Kay Coles James spoke on how she armed herself for politics by becoming solidified in her identity, calling and faith.
The School of Public Policy hosted James during the Augustus and Patricia Tagliaferri Dean’s Distinguished Lecture. Pete Peterson, dean of the School of Public Policy, sat down with James for a discussion titled: A Life of Faithful Leadership in Politics and Policy. This discussion took place Jan. 26, at the Wilburn Auditorium.
“I wish I could say I was a happy warrior,” James said. “I was not. I went kicking and screaming at everything I ever do,”
James has an extensive background of working in public policy for over 40 years. James served as a former secretary for the State of Virginia, secretary of the Commonwealth of Virginia and the U.S. director of Personnel Management under President George W. Bush. James is regarded as one of the nation’s most respected public servants, according to the School of Public Policy.
James discussed her childhood, being a woman of color and the power of reconciliation.
James described her upbringing as “a quintessential American story.” She grew up in the public housing projects of Richmond, Virginia. Her welfare mother raised her alongside her five brothers, James said.
“Coming from a group of five rough and tumble boys made Washington a rather easy lifting,” James said.
This drew a hearty chuckle from Peterson and the audience members, many of whom were graduate students studying public policy.

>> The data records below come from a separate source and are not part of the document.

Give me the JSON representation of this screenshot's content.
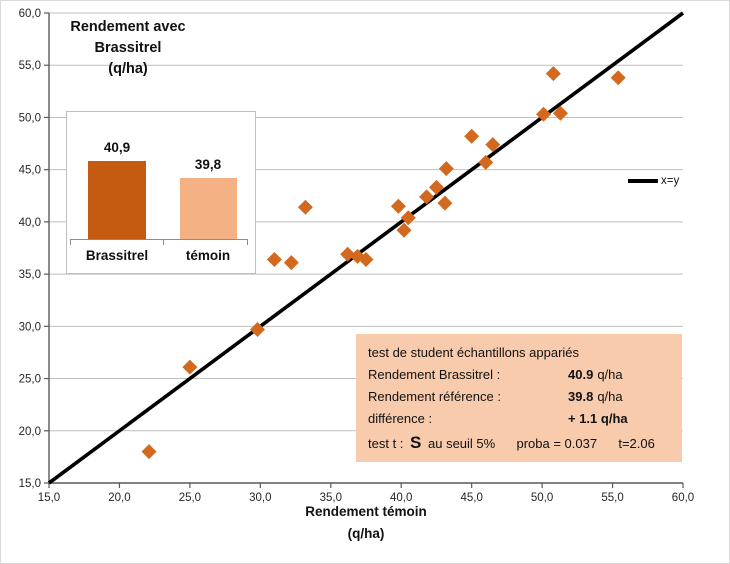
{
  "chart_data": {
    "type": "scatter",
    "xlabel_lines": [
      "Rendement  témoin",
      "(q/ha)"
    ],
    "xlim": [
      15,
      60
    ],
    "ylim": [
      15,
      60
    ],
    "ticks": {
      "values": [
        15,
        20,
        25,
        30,
        35,
        40,
        45,
        50,
        55,
        60
      ],
      "labels": [
        "15,0",
        "20,0",
        "25,0",
        "30,0",
        "35,0",
        "40,0",
        "45,0",
        "50,0",
        "55,0",
        "60,0"
      ]
    },
    "grid": "horizontal-only",
    "points": [
      [
        22.1,
        18.0
      ],
      [
        25.0,
        26.1
      ],
      [
        29.8,
        29.7
      ],
      [
        31.0,
        36.4
      ],
      [
        32.2,
        36.1
      ],
      [
        33.2,
        41.4
      ],
      [
        36.2,
        36.9
      ],
      [
        36.9,
        36.7
      ],
      [
        37.5,
        36.4
      ],
      [
        39.8,
        41.5
      ],
      [
        40.5,
        40.4
      ],
      [
        40.2,
        39.2
      ],
      [
        41.8,
        42.4
      ],
      [
        42.5,
        43.3
      ],
      [
        43.1,
        41.8
      ],
      [
        43.2,
        45.1
      ],
      [
        45.0,
        48.2
      ],
      [
        46.5,
        47.4
      ],
      [
        46.0,
        45.7
      ],
      [
        50.1,
        50.3
      ],
      [
        51.3,
        50.4
      ],
      [
        50.8,
        54.2
      ],
      [
        55.4,
        53.8
      ]
    ],
    "identity_line": {
      "from": [
        15,
        15
      ],
      "to": [
        60,
        60
      ],
      "label": "x=y",
      "color": "#000000"
    },
    "marker": {
      "shape": "diamond",
      "color": "#D2691E",
      "size": 15
    },
    "colors": {
      "grid": "#BFBFBF",
      "axis": "#595959",
      "tick_text": "#262626"
    }
  },
  "inset_chart": {
    "type": "bar",
    "title_lines": [
      "Rendement avec",
      "Brassitrel",
      "(q/ha)"
    ],
    "categories": [
      "Brassitrel",
      "témoin"
    ],
    "value_labels": [
      "40,9",
      "39,8"
    ],
    "values": [
      40.9,
      39.8
    ],
    "bar_colors": [
      "#C55A11",
      "#F4B183"
    ]
  },
  "legend": {
    "label": "x=y"
  },
  "stats_box": {
    "bg_color": "#F8CBAD",
    "title": "test de student échantillons appariés",
    "rows": [
      {
        "label": "Rendement Brassitrel :",
        "value": "40.9",
        "unit": "q/ha"
      },
      {
        "label": "Rendement référence :",
        "value": "39.8",
        "unit": "q/ha"
      },
      {
        "label": "différence  :",
        "value": "+ 1.1 q/ha",
        "unit": ""
      }
    ],
    "test_row": {
      "prefix": "test t :",
      "s": "S",
      "mid": "au seuil 5%",
      "proba": "proba = 0.037",
      "t": "t=2.06"
    }
  }
}
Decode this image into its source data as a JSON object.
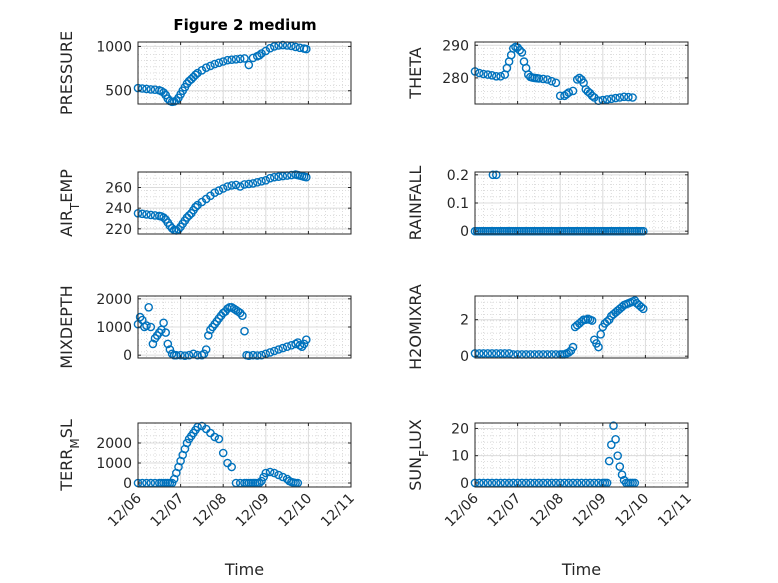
{
  "figure_title": "Figure 2 medium",
  "x_tick_labels": [
    "12/06",
    "12/07",
    "12/08",
    "12/09",
    "12/10",
    "12/11"
  ],
  "marker_color": "#0072BD",
  "chart_data": [
    {
      "type": "scatter",
      "title": "Figure 2 medium",
      "ylabel": "PRESSURE",
      "xlabel": "",
      "x_unit": "days",
      "xlim": [
        "12/06",
        "12/11"
      ],
      "ylim": [
        350,
        1050
      ],
      "yticks": [
        500,
        1000
      ],
      "ytick_labels": [
        "500",
        "1000"
      ],
      "grid": "on, minor dotted",
      "x": [
        0,
        0.1,
        0.2,
        0.3,
        0.4,
        0.5,
        0.55,
        0.6,
        0.65,
        0.7,
        0.75,
        0.8,
        0.85,
        0.9,
        0.95,
        1.0,
        1.05,
        1.1,
        1.15,
        1.2,
        1.25,
        1.3,
        1.35,
        1.4,
        1.5,
        1.6,
        1.7,
        1.8,
        1.9,
        2.0,
        2.1,
        2.2,
        2.3,
        2.4,
        2.5,
        2.6,
        2.7,
        2.8,
        2.85,
        2.9,
        3.0,
        3.1,
        3.2,
        3.3,
        3.4,
        3.5,
        3.6,
        3.7,
        3.8,
        3.9,
        3.95
      ],
      "y": [
        530,
        525,
        520,
        515,
        512,
        505,
        495,
        480,
        450,
        410,
        385,
        375,
        378,
        390,
        420,
        460,
        500,
        540,
        580,
        610,
        630,
        655,
        680,
        700,
        730,
        760,
        780,
        800,
        815,
        830,
        845,
        850,
        855,
        860,
        865,
        790,
        870,
        890,
        900,
        920,
        950,
        980,
        1000,
        1010,
        1015,
        1010,
        1005,
        995,
        985,
        975,
        970
      ]
    },
    {
      "type": "scatter",
      "ylabel": "THETA",
      "xlabel": "",
      "xlim": [
        "12/06",
        "12/11"
      ],
      "ylim": [
        272,
        291
      ],
      "yticks": [
        280,
        290
      ],
      "ytick_labels": [
        "280",
        "290"
      ],
      "grid": "on, minor dotted",
      "x": [
        0,
        0.1,
        0.2,
        0.3,
        0.4,
        0.5,
        0.6,
        0.7,
        0.75,
        0.8,
        0.85,
        0.9,
        0.95,
        1.0,
        1.05,
        1.1,
        1.15,
        1.2,
        1.25,
        1.3,
        1.35,
        1.4,
        1.45,
        1.5,
        1.6,
        1.7,
        1.8,
        1.9,
        2.0,
        2.1,
        2.15,
        2.2,
        2.3,
        2.4,
        2.45,
        2.5,
        2.55,
        2.6,
        2.65,
        2.7,
        2.75,
        2.8,
        2.9,
        3.0,
        3.1,
        3.2,
        3.3,
        3.4,
        3.5,
        3.6,
        3.7
      ],
      "y": [
        282,
        281.5,
        281.2,
        281,
        280.8,
        280.5,
        280.5,
        281,
        283,
        285,
        287,
        289,
        289.5,
        289.3,
        288.5,
        287.8,
        285,
        283,
        281,
        280.3,
        280.1,
        280,
        279.9,
        279.8,
        279.7,
        279.5,
        279,
        278.5,
        274.5,
        274.5,
        275,
        275.5,
        276,
        279.5,
        280,
        279.5,
        278.5,
        276.5,
        275.8,
        275.3,
        274.5,
        274,
        273,
        273.2,
        273.4,
        273.6,
        273.8,
        274,
        274.2,
        274.1,
        274
      ]
    },
    {
      "type": "scatter",
      "ylabel": "AIR_TEMP",
      "xlabel": "",
      "xlim": [
        "12/06",
        "12/11"
      ],
      "ylim": [
        215,
        275
      ],
      "yticks": [
        220,
        240,
        260
      ],
      "ytick_labels": [
        "220",
        "240",
        "260"
      ],
      "grid": "on, minor dotted",
      "x": [
        0,
        0.1,
        0.2,
        0.3,
        0.4,
        0.5,
        0.55,
        0.6,
        0.65,
        0.7,
        0.75,
        0.8,
        0.85,
        0.9,
        0.95,
        1.0,
        1.05,
        1.1,
        1.15,
        1.2,
        1.25,
        1.3,
        1.35,
        1.4,
        1.5,
        1.6,
        1.7,
        1.8,
        1.9,
        2.0,
        2.1,
        2.2,
        2.3,
        2.4,
        2.5,
        2.6,
        2.7,
        2.8,
        2.9,
        3.0,
        3.1,
        3.2,
        3.3,
        3.4,
        3.5,
        3.6,
        3.7,
        3.75,
        3.8,
        3.85,
        3.9,
        3.95
      ],
      "y": [
        235,
        234.5,
        234,
        233.5,
        233,
        232.5,
        232,
        231,
        229,
        226,
        223,
        220.5,
        219,
        218.5,
        219.5,
        222,
        225,
        228,
        231,
        233,
        235,
        238,
        241,
        243,
        246,
        249,
        252,
        255,
        257,
        259,
        261,
        262,
        262.5,
        261,
        263,
        263.5,
        264,
        265,
        266,
        267,
        269,
        270,
        270.5,
        271,
        271.5,
        272,
        272.5,
        272,
        271.5,
        271,
        270.5,
        270
      ]
    },
    {
      "type": "scatter",
      "ylabel": "RAINFALL",
      "xlabel": "",
      "xlim": [
        "12/06",
        "12/11"
      ],
      "ylim": [
        -0.01,
        0.21
      ],
      "yticks": [
        0,
        0.1,
        0.2
      ],
      "ytick_labels": [
        "0",
        "0.1",
        "0.2"
      ],
      "grid": "on, minor dotted",
      "x": [
        0,
        0.05,
        0.1,
        0.15,
        0.2,
        0.25,
        0.3,
        0.35,
        0.4,
        0.45,
        0.5,
        0.55,
        0.6,
        0.65,
        0.7,
        0.75,
        0.8,
        0.85,
        0.9,
        0.95,
        1.0,
        1.05,
        1.1,
        1.15,
        1.2,
        1.25,
        1.3,
        1.35,
        1.4,
        1.45,
        1.5,
        1.55,
        1.6,
        1.65,
        1.7,
        1.75,
        1.8,
        1.85,
        1.9,
        1.95,
        2.0,
        2.05,
        2.1,
        2.15,
        2.2,
        2.25,
        2.3,
        2.35,
        2.4,
        2.45,
        2.5,
        2.55,
        2.6,
        2.65,
        2.7,
        2.75,
        2.8,
        2.85,
        2.9,
        2.95,
        3.0,
        3.05,
        3.1,
        3.15,
        3.2,
        3.25,
        3.3,
        3.35,
        3.4,
        3.45,
        3.5,
        3.55,
        3.6,
        3.65,
        3.7,
        3.75,
        3.8,
        3.85,
        3.9,
        3.95,
        0.42,
        0.5
      ],
      "y": [
        0,
        0,
        0,
        0,
        0,
        0,
        0,
        0,
        0,
        0,
        0,
        0,
        0,
        0,
        0,
        0,
        0,
        0,
        0,
        0,
        0,
        0,
        0,
        0,
        0,
        0,
        0,
        0,
        0,
        0,
        0,
        0,
        0,
        0,
        0,
        0,
        0,
        0,
        0,
        0,
        0,
        0,
        0,
        0,
        0,
        0,
        0,
        0,
        0,
        0,
        0,
        0,
        0,
        0,
        0,
        0,
        0,
        0,
        0,
        0,
        0,
        0,
        0,
        0,
        0,
        0,
        0,
        0,
        0,
        0,
        0,
        0,
        0,
        0,
        0,
        0,
        0,
        0,
        0,
        0,
        0.2,
        0.2
      ]
    },
    {
      "type": "scatter",
      "ylabel": "MIXDEPTH",
      "xlabel": "",
      "xlim": [
        "12/06",
        "12/11"
      ],
      "ylim": [
        -100,
        2100
      ],
      "yticks": [
        0,
        1000,
        2000
      ],
      "ytick_labels": [
        "0",
        "1000",
        "2000"
      ],
      "grid": "on, minor dotted",
      "x": [
        0,
        0.05,
        0.1,
        0.15,
        0.2,
        0.25,
        0.3,
        0.35,
        0.4,
        0.45,
        0.5,
        0.55,
        0.6,
        0.65,
        0.7,
        0.75,
        0.8,
        0.85,
        0.9,
        1.0,
        1.1,
        1.2,
        1.3,
        1.4,
        1.5,
        1.55,
        1.6,
        1.65,
        1.7,
        1.75,
        1.8,
        1.85,
        1.9,
        1.95,
        2.0,
        2.05,
        2.1,
        2.15,
        2.2,
        2.25,
        2.3,
        2.35,
        2.4,
        2.45,
        2.5,
        2.55,
        2.6,
        2.7,
        2.8,
        2.9,
        3.0,
        3.1,
        3.2,
        3.3,
        3.4,
        3.5,
        3.6,
        3.7,
        3.75,
        3.8,
        3.85,
        3.9,
        3.95
      ],
      "y": [
        1100,
        1350,
        1250,
        1000,
        1050,
        1700,
        1000,
        400,
        600,
        700,
        800,
        900,
        1150,
        800,
        400,
        200,
        50,
        0,
        0,
        0,
        -20,
        0,
        50,
        0,
        0,
        50,
        200,
        700,
        900,
        1000,
        1100,
        1200,
        1300,
        1400,
        1500,
        1550,
        1650,
        1700,
        1700,
        1650,
        1600,
        1550,
        1500,
        1400,
        850,
        0,
        -20,
        0,
        -10,
        0,
        50,
        100,
        150,
        200,
        250,
        300,
        350,
        400,
        450,
        350,
        300,
        400,
        550
      ]
    },
    {
      "type": "scatter",
      "ylabel": "H2OMIXRA",
      "xlabel": "",
      "xlim": [
        "12/06",
        "12/11"
      ],
      "ylim": [
        -0.1,
        3.3
      ],
      "yticks": [
        0,
        2
      ],
      "ytick_labels": [
        "0",
        "2"
      ],
      "grid": "on, minor dotted",
      "x": [
        0,
        0.1,
        0.2,
        0.3,
        0.4,
        0.5,
        0.6,
        0.7,
        0.8,
        0.9,
        1.0,
        1.1,
        1.2,
        1.3,
        1.4,
        1.5,
        1.6,
        1.7,
        1.8,
        1.9,
        2.0,
        2.05,
        2.1,
        2.15,
        2.2,
        2.25,
        2.3,
        2.35,
        2.4,
        2.45,
        2.5,
        2.55,
        2.6,
        2.65,
        2.7,
        2.75,
        2.8,
        2.85,
        2.9,
        2.95,
        3.0,
        3.05,
        3.1,
        3.15,
        3.2,
        3.25,
        3.3,
        3.35,
        3.4,
        3.45,
        3.5,
        3.55,
        3.6,
        3.65,
        3.7,
        3.75,
        3.8,
        3.85,
        3.9,
        3.95
      ],
      "y": [
        0.15,
        0.15,
        0.15,
        0.15,
        0.15,
        0.15,
        0.15,
        0.15,
        0.15,
        0.1,
        0.1,
        0.1,
        0.1,
        0.1,
        0.1,
        0.1,
        0.1,
        0.1,
        0.1,
        0.1,
        0.1,
        0.1,
        0.1,
        0.15,
        0.2,
        0.3,
        0.5,
        1.6,
        1.7,
        1.8,
        1.9,
        2.0,
        2.0,
        2.05,
        2.0,
        1.95,
        0.9,
        0.7,
        0.5,
        1.2,
        1.6,
        1.8,
        1.9,
        2.0,
        2.2,
        2.3,
        2.4,
        2.5,
        2.6,
        2.7,
        2.8,
        2.85,
        2.9,
        2.95,
        3.0,
        3.05,
        2.9,
        2.8,
        2.7,
        2.6
      ]
    },
    {
      "type": "scatter",
      "ylabel": "TERR_MSL",
      "xlabel": "Time",
      "xlim": [
        "12/06",
        "12/11"
      ],
      "ylim": [
        -200,
        3000
      ],
      "yticks": [
        0,
        1000,
        2000
      ],
      "ytick_labels": [
        "0",
        "1000",
        "2000"
      ],
      "grid": "on, minor dotted",
      "x": [
        0,
        0.1,
        0.2,
        0.3,
        0.4,
        0.5,
        0.55,
        0.6,
        0.65,
        0.7,
        0.75,
        0.8,
        0.85,
        0.9,
        0.95,
        1.0,
        1.05,
        1.1,
        1.15,
        1.2,
        1.25,
        1.3,
        1.35,
        1.4,
        1.5,
        1.6,
        1.7,
        1.8,
        1.9,
        2.0,
        2.1,
        2.2,
        2.3,
        2.4,
        2.5,
        2.55,
        2.6,
        2.65,
        2.7,
        2.75,
        2.8,
        2.85,
        2.9,
        2.95,
        3.0,
        3.1,
        3.2,
        3.3,
        3.4,
        3.5,
        3.55,
        3.6,
        3.65,
        3.7,
        3.75
      ],
      "y": [
        0,
        0,
        0,
        0,
        0,
        0,
        0,
        0,
        0,
        0,
        0,
        0,
        200,
        500,
        800,
        1100,
        1400,
        1700,
        2000,
        2200,
        2350,
        2500,
        2650,
        2800,
        2850,
        2700,
        2500,
        2300,
        2200,
        1500,
        1000,
        800,
        0,
        0,
        0,
        0,
        0,
        0,
        0,
        0,
        0,
        0,
        100,
        300,
        500,
        550,
        500,
        400,
        300,
        200,
        100,
        50,
        20,
        0,
        0
      ]
    },
    {
      "type": "scatter",
      "ylabel": "SUN_FLUX",
      "xlabel": "Time",
      "xlim": [
        "12/06",
        "12/11"
      ],
      "ylim": [
        -1.5,
        22
      ],
      "yticks": [
        0,
        10,
        20
      ],
      "ytick_labels": [
        "0",
        "10",
        "20"
      ],
      "grid": "on, minor dotted",
      "x": [
        0,
        0.1,
        0.2,
        0.3,
        0.4,
        0.5,
        0.6,
        0.7,
        0.8,
        0.9,
        1.0,
        1.1,
        1.2,
        1.3,
        1.4,
        1.5,
        1.6,
        1.7,
        1.8,
        1.9,
        2.0,
        2.1,
        2.2,
        2.3,
        2.4,
        2.5,
        2.6,
        2.7,
        2.8,
        2.9,
        3.0,
        3.05,
        3.1,
        3.15,
        3.2,
        3.25,
        3.3,
        3.35,
        3.4,
        3.45,
        3.5,
        3.55,
        3.6,
        3.65,
        3.7,
        3.75
      ],
      "y": [
        0,
        0,
        0,
        0,
        0,
        0,
        0,
        0,
        0,
        0,
        0,
        0,
        0,
        0,
        0,
        0,
        0,
        0,
        0,
        0,
        0,
        0,
        0,
        0,
        0,
        0,
        0,
        0,
        0,
        0,
        0,
        0,
        0,
        8,
        14,
        21,
        16,
        10,
        6,
        3,
        1,
        0,
        0,
        0,
        0,
        0
      ]
    }
  ]
}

She attributed her stance on public policy largely to her upbringing.
James shared experiences of being discriminated against as a woman of color working in corporate America before becoming involved in politics.
“There’s a lot about me that you could hate if you wanted to,” James said. “[I’m] Not only black, not only female, but [I have] the audacity to be pro-life and to be a Republican.”
James faced adversity in the public eye, but bigots can’t ignore excellence, James said. In order to survive in this world, an individual must be steadfast in their identity and know the calling on their life. Having principles and staying true to those principles will be your armor, James said.
“If you are not convinced of a calling that God has on your life, you must know that in order to survive and to be sustained through some of the things that you will confront in life,” James said.
A common question James said she receives is about the fact that she’s never been indicted while serving 40 years in and out of government.
Principles, when clung tightly to and treasured will serve as protection, James said.
“When you are grounded in faith and you live by certain principles, those principles protect you,” James said.
James said, as a professor, she would encourage her students and those involved in public policy to never do anything illegal, immoral or unethical. It doesn’t matter if it’s the President of the United States, a cabinet officer or a chief of staff, James said.
“Just don’t do it,” she said.
James said she’s had to walk away from jobs because of her principles.
“Whatever momentary loss — that was made up many times over down the road,” James said.
Faith has sustained James while working in public service as a spokeswoman for National Right to Life, leading her staff in Washington D.C. during 9/11 and working toward racial reconciliation, James said.
James said she has navigated reconciliation by extending patience, forgiveness and love to those she disagrees with. On any given day, we run into people with opposing viewpoints and opinions, but division can be avoided by extending grace, she said.
“I think we [Americans] are uniquely equipped to demonstrate to the world what it looks like to live in a pluralistic society,” James said.